The article should therefore be revised to clarify the difference between:

  • object composition viewed as an OOP technique (related to implementation): i.e. making an object by assembling several other objects. Interestingly, the C example and most of the timeline examples is exactly about this. (in UML, this is a simple association)
  • object composition viewed as conceptual aggregation (abstract): i.e. the composite/component relationship (which in UML is indeed an aggregation or a composition whole/part relation), but wording in a way to avoid a confusion with the composite design pattern (recursive composition).
-> Was done, renaming "Detail" into "Programming technique" and "UML notation" into "UML modeling" --Christophe (talk) 20:59, 4 October 2020 (UTC)Reply

This article contributes to some confusion, leading people to use aggregation in design models instead of simple associations, just because they intend to use object composition at implementation level, a phenomenon that James Rumbaugh, one of the UML founders use to call "modeling placebo".

-> Seems no longer necessary, since the simpler property and association are included in the UML section --Christophe (talk) 20:59, 4 October 2020 (UTC)Reply

The revision could also be the opportunity to make the second sentence less ambiguous ("related to but ....") and explain the semantic differences in composition using reference types and value types.
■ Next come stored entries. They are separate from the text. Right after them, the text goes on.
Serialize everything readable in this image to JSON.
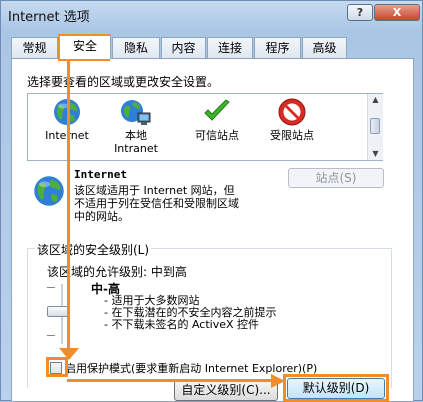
{
  "window": {
    "title": "Internet 选项",
    "help_label": "?",
    "close_label": "X"
  },
  "tabs": [
    {
      "label": "常规"
    },
    {
      "label": "安全"
    },
    {
      "label": "隐私"
    },
    {
      "label": "内容"
    },
    {
      "label": "连接"
    },
    {
      "label": "程序"
    },
    {
      "label": "高级"
    }
  ],
  "active_tab": "安全",
  "security": {
    "select_prompt": "选择要查看的区域或更改安全设置。",
    "zones": [
      {
        "label": "Internet",
        "icon": "globe-icon"
      },
      {
        "label": "本地\nIntranet",
        "icon": "intranet-icon"
      },
      {
        "label": "可信站点",
        "icon": "checkmark-icon"
      },
      {
        "label": "受限站点",
        "icon": "no-entry-icon"
      }
    ],
    "selected_zone": {
      "title": "Internet",
      "description": [
        "该区域适用于 Internet 网站，但",
        "不适用于列在受信任和受限制区域",
        "中的网站。"
      ]
    },
    "sites_button": "站点(S)",
    "level_group_label": "该区域的安全级别(L)",
    "allowed_levels": "该区域的允许级别: 中到高",
    "level_name": "中-高",
    "level_bullets": [
      "- 适用于大多数网站",
      "- 在下载潜在的不安全内容之前提示",
      "- 不下载未签名的 ActiveX 控件"
    ],
    "protected_mode": "启用保护模式(要求重新启动 Internet Explorer)(P)",
    "protected_mode_checked": false,
    "custom_level_button": "自定义级别(C)...",
    "default_level_button": "默认级别(D)"
  },
  "colors": {
    "annotation": "#f08c2a",
    "title_gradient_top": "#c7daf0"
  }
}
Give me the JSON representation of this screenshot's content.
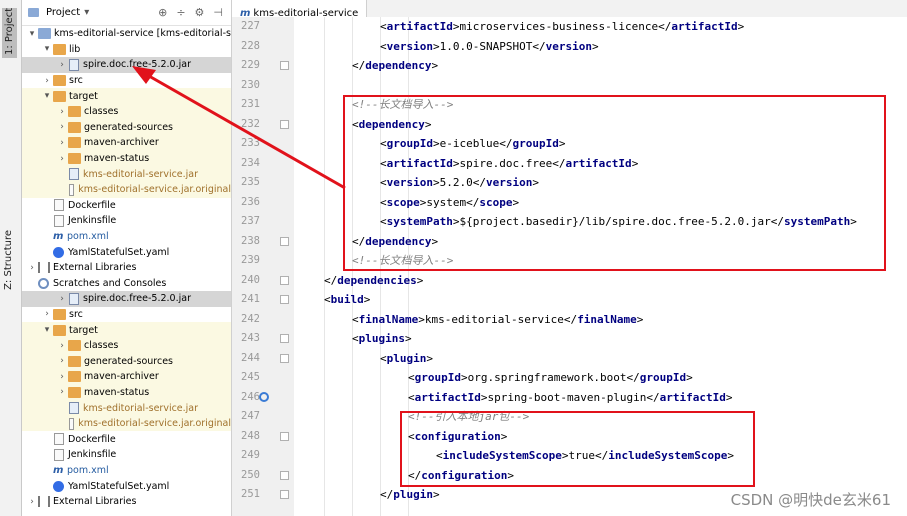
{
  "toolstrip": {
    "project_tab": "1: Project",
    "structure_tab": "Z: Structure"
  },
  "project_panel": {
    "title": "Project",
    "dropdown": "▾",
    "tools": [
      "⊕",
      "÷",
      "⚙",
      "⊣"
    ],
    "tree": [
      {
        "label": "kms-editorial-service [kms-editorial-servi",
        "arrow": "▾",
        "icon": "folder-blue",
        "indent": 0
      },
      {
        "label": "lib",
        "arrow": "▾",
        "icon": "folder",
        "indent": 1
      },
      {
        "label": "spire.doc.free-5.2.0.jar",
        "arrow": "›",
        "icon": "jar",
        "indent": 2,
        "sel": true
      },
      {
        "label": "src",
        "arrow": "›",
        "icon": "folder",
        "indent": 1
      },
      {
        "label": "target",
        "arrow": "▾",
        "icon": "folder",
        "indent": 1,
        "yellow": true
      },
      {
        "label": "classes",
        "arrow": "›",
        "icon": "folder",
        "indent": 2,
        "yellow": true
      },
      {
        "label": "generated-sources",
        "arrow": "›",
        "icon": "folder",
        "indent": 2,
        "yellow": true
      },
      {
        "label": "maven-archiver",
        "arrow": "›",
        "icon": "folder",
        "indent": 2,
        "yellow": true
      },
      {
        "label": "maven-status",
        "arrow": "›",
        "icon": "folder",
        "indent": 2,
        "yellow": true
      },
      {
        "label": "kms-editorial-service.jar",
        "arrow": "",
        "icon": "jar",
        "indent": 2,
        "yellow": true,
        "color": "orange"
      },
      {
        "label": "kms-editorial-service.jar.original",
        "arrow": "",
        "icon": "file",
        "indent": 2,
        "yellow": true,
        "color": "orange"
      },
      {
        "label": "Dockerfile",
        "arrow": "",
        "icon": "file",
        "indent": 1
      },
      {
        "label": "Jenkinsfile",
        "arrow": "",
        "icon": "file",
        "indent": 1
      },
      {
        "label": "pom.xml",
        "arrow": "",
        "icon": "m",
        "indent": 1,
        "color": "blue"
      },
      {
        "label": "YamlStatefulSet.yaml",
        "arrow": "",
        "icon": "k8s",
        "indent": 1
      },
      {
        "label": "External Libraries",
        "arrow": "›",
        "icon": "lib",
        "indent": 0
      },
      {
        "label": "Scratches and Consoles",
        "arrow": "",
        "icon": "scratch",
        "indent": 0
      },
      {
        "label": "spire.doc.free-5.2.0.jar",
        "arrow": "›",
        "icon": "jar",
        "indent": 2,
        "sel": true
      },
      {
        "label": "src",
        "arrow": "›",
        "icon": "folder",
        "indent": 1
      },
      {
        "label": "target",
        "arrow": "▾",
        "icon": "folder",
        "indent": 1,
        "yellow": true
      },
      {
        "label": "classes",
        "arrow": "›",
        "icon": "folder",
        "indent": 2,
        "yellow": true
      },
      {
        "label": "generated-sources",
        "arrow": "›",
        "icon": "folder",
        "indent": 2,
        "yellow": true
      },
      {
        "label": "maven-archiver",
        "arrow": "›",
        "icon": "folder",
        "indent": 2,
        "yellow": true
      },
      {
        "label": "maven-status",
        "arrow": "›",
        "icon": "folder",
        "indent": 2,
        "yellow": true
      },
      {
        "label": "kms-editorial-service.jar",
        "arrow": "",
        "icon": "jar",
        "indent": 2,
        "yellow": true,
        "color": "orange"
      },
      {
        "label": "kms-editorial-service.jar.original",
        "arrow": "",
        "icon": "file",
        "indent": 2,
        "yellow": true,
        "color": "orange"
      },
      {
        "label": "Dockerfile",
        "arrow": "",
        "icon": "file",
        "indent": 1
      },
      {
        "label": "Jenkinsfile",
        "arrow": "",
        "icon": "file",
        "indent": 1
      },
      {
        "label": "pom.xml",
        "arrow": "",
        "icon": "m",
        "indent": 1,
        "color": "blue"
      },
      {
        "label": "YamlStatefulSet.yaml",
        "arrow": "",
        "icon": "k8s",
        "indent": 1
      },
      {
        "label": "External Libraries",
        "arrow": "›",
        "icon": "lib",
        "indent": 0
      }
    ]
  },
  "editor": {
    "tab_icon": "m",
    "tab_label": "kms-editorial-service",
    "lines": [
      {
        "n": "227",
        "indent": 2,
        "parts": [
          [
            "br",
            "<"
          ],
          [
            "tag",
            "artifactId"
          ],
          [
            "br",
            ">microservices-business-licence</"
          ],
          [
            "tag",
            "artifactId"
          ],
          [
            "br",
            ">"
          ]
        ]
      },
      {
        "n": "228",
        "indent": 2,
        "parts": [
          [
            "br",
            "<"
          ],
          [
            "tag",
            "version"
          ],
          [
            "br",
            ">1.0.0-SNAPSHOT</"
          ],
          [
            "tag",
            "version"
          ],
          [
            "br",
            ">"
          ]
        ]
      },
      {
        "n": "229",
        "indent": 1,
        "fold": true,
        "parts": [
          [
            "br",
            "</"
          ],
          [
            "tag",
            "dependency"
          ],
          [
            "br",
            ">"
          ]
        ]
      },
      {
        "n": "230",
        "indent": 0,
        "parts": []
      },
      {
        "n": "231",
        "indent": 1,
        "parts": [
          [
            "cm",
            "<!--长文档导入-->"
          ]
        ]
      },
      {
        "n": "232",
        "indent": 1,
        "fold": true,
        "parts": [
          [
            "br",
            "<"
          ],
          [
            "tag",
            "dependency"
          ],
          [
            "br",
            ">"
          ]
        ]
      },
      {
        "n": "233",
        "indent": 2,
        "parts": [
          [
            "br",
            "<"
          ],
          [
            "tag",
            "groupId"
          ],
          [
            "br",
            ">e-iceblue</"
          ],
          [
            "tag",
            "groupId"
          ],
          [
            "br",
            ">"
          ]
        ]
      },
      {
        "n": "234",
        "indent": 2,
        "parts": [
          [
            "br",
            "<"
          ],
          [
            "tag",
            "artifactId"
          ],
          [
            "br",
            ">spire.doc.free</"
          ],
          [
            "tag",
            "artifactId"
          ],
          [
            "br",
            ">"
          ]
        ]
      },
      {
        "n": "235",
        "indent": 2,
        "parts": [
          [
            "br",
            "<"
          ],
          [
            "tag",
            "version"
          ],
          [
            "br",
            ">5.2.0</"
          ],
          [
            "tag",
            "version"
          ],
          [
            "br",
            ">"
          ]
        ]
      },
      {
        "n": "236",
        "indent": 2,
        "parts": [
          [
            "br",
            "<"
          ],
          [
            "tag",
            "scope"
          ],
          [
            "br",
            ">system</"
          ],
          [
            "tag",
            "scope"
          ],
          [
            "br",
            ">"
          ]
        ]
      },
      {
        "n": "237",
        "indent": 2,
        "parts": [
          [
            "br",
            "<"
          ],
          [
            "tag",
            "systemPath"
          ],
          [
            "br",
            ">${project.basedir}/lib/spire.doc.free-5.2.0.jar</"
          ],
          [
            "tag",
            "systemPath"
          ],
          [
            "br",
            ">"
          ]
        ]
      },
      {
        "n": "238",
        "indent": 1,
        "fold": true,
        "parts": [
          [
            "br",
            "</"
          ],
          [
            "tag",
            "dependency"
          ],
          [
            "br",
            ">"
          ]
        ]
      },
      {
        "n": "239",
        "indent": 1,
        "parts": [
          [
            "cm",
            "<!--长文档导入-->"
          ]
        ]
      },
      {
        "n": "240",
        "indent": 0,
        "fold": true,
        "parts": [
          [
            "br",
            "</"
          ],
          [
            "tag",
            "dependencies"
          ],
          [
            "br",
            ">"
          ]
        ]
      },
      {
        "n": "241",
        "indent": 0,
        "fold": true,
        "parts": [
          [
            "br",
            "<"
          ],
          [
            "tag",
            "build"
          ],
          [
            "br",
            ">"
          ]
        ]
      },
      {
        "n": "242",
        "indent": 1,
        "parts": [
          [
            "br",
            "<"
          ],
          [
            "tag",
            "finalName"
          ],
          [
            "br",
            ">kms-editorial-service</"
          ],
          [
            "tag",
            "finalName"
          ],
          [
            "br",
            ">"
          ]
        ]
      },
      {
        "n": "243",
        "indent": 1,
        "fold": true,
        "parts": [
          [
            "br",
            "<"
          ],
          [
            "tag",
            "plugins"
          ],
          [
            "br",
            ">"
          ]
        ]
      },
      {
        "n": "244",
        "indent": 2,
        "fold": true,
        "parts": [
          [
            "br",
            "<"
          ],
          [
            "tag",
            "plugin"
          ],
          [
            "br",
            ">"
          ]
        ]
      },
      {
        "n": "245",
        "indent": 3,
        "parts": [
          [
            "br",
            "<"
          ],
          [
            "tag",
            "groupId"
          ],
          [
            "br",
            ">org.springframework.boot</"
          ],
          [
            "tag",
            "groupId"
          ],
          [
            "br",
            ">"
          ]
        ]
      },
      {
        "n": "246",
        "indent": 3,
        "gicon": true,
        "parts": [
          [
            "br",
            "<"
          ],
          [
            "tag",
            "artifactId"
          ],
          [
            "br",
            ">spring-boot-maven-plugin</"
          ],
          [
            "tag",
            "artifactId"
          ],
          [
            "br",
            ">"
          ]
        ]
      },
      {
        "n": "247",
        "indent": 3,
        "parts": [
          [
            "cm",
            "<!--引入本地jar包-->"
          ]
        ]
      },
      {
        "n": "248",
        "indent": 3,
        "fold": true,
        "parts": [
          [
            "br",
            "<"
          ],
          [
            "tag",
            "configuration"
          ],
          [
            "br",
            ">"
          ]
        ]
      },
      {
        "n": "249",
        "indent": 4,
        "parts": [
          [
            "br",
            "<"
          ],
          [
            "tag",
            "includeSystemScope"
          ],
          [
            "br",
            ">true</"
          ],
          [
            "tag",
            "includeSystemScope"
          ],
          [
            "br",
            ">"
          ]
        ]
      },
      {
        "n": "250",
        "indent": 3,
        "fold": true,
        "parts": [
          [
            "br",
            "</"
          ],
          [
            "tag",
            "configuration"
          ],
          [
            "br",
            ">"
          ]
        ]
      },
      {
        "n": "251",
        "indent": 2,
        "fold": true,
        "parts": [
          [
            "br",
            "</"
          ],
          [
            "tag",
            "plugin"
          ],
          [
            "br",
            ">"
          ]
        ]
      }
    ]
  },
  "annotation": {
    "color": "#e1121b"
  },
  "watermark": "CSDN @明快de玄米61"
}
-> Was done (second sentence) and seems no longer necessary (last para of programming technique covers the topic indirectly) --Christophe (talk) 20:59, 4 October 2020 (UTC)Reply

Lastly it could remove some contractions such as:

  • "refers to the logical or conceptual structure of the information, not the implementation or physical data structure" vs the many examples that are only about implementation and physical data.
  • "However, as an object composition, the positions are relevant", which contradicts the claimed conceptual nature of the composition
  • the sequence and set explanation, which only apply to composition of multiple objects (one-to-many), and not to flat composition of object of different types (many one-to-one). By the way, the terminology of sequence and sets seems specific to the UML community and not generally used across all OOP communities.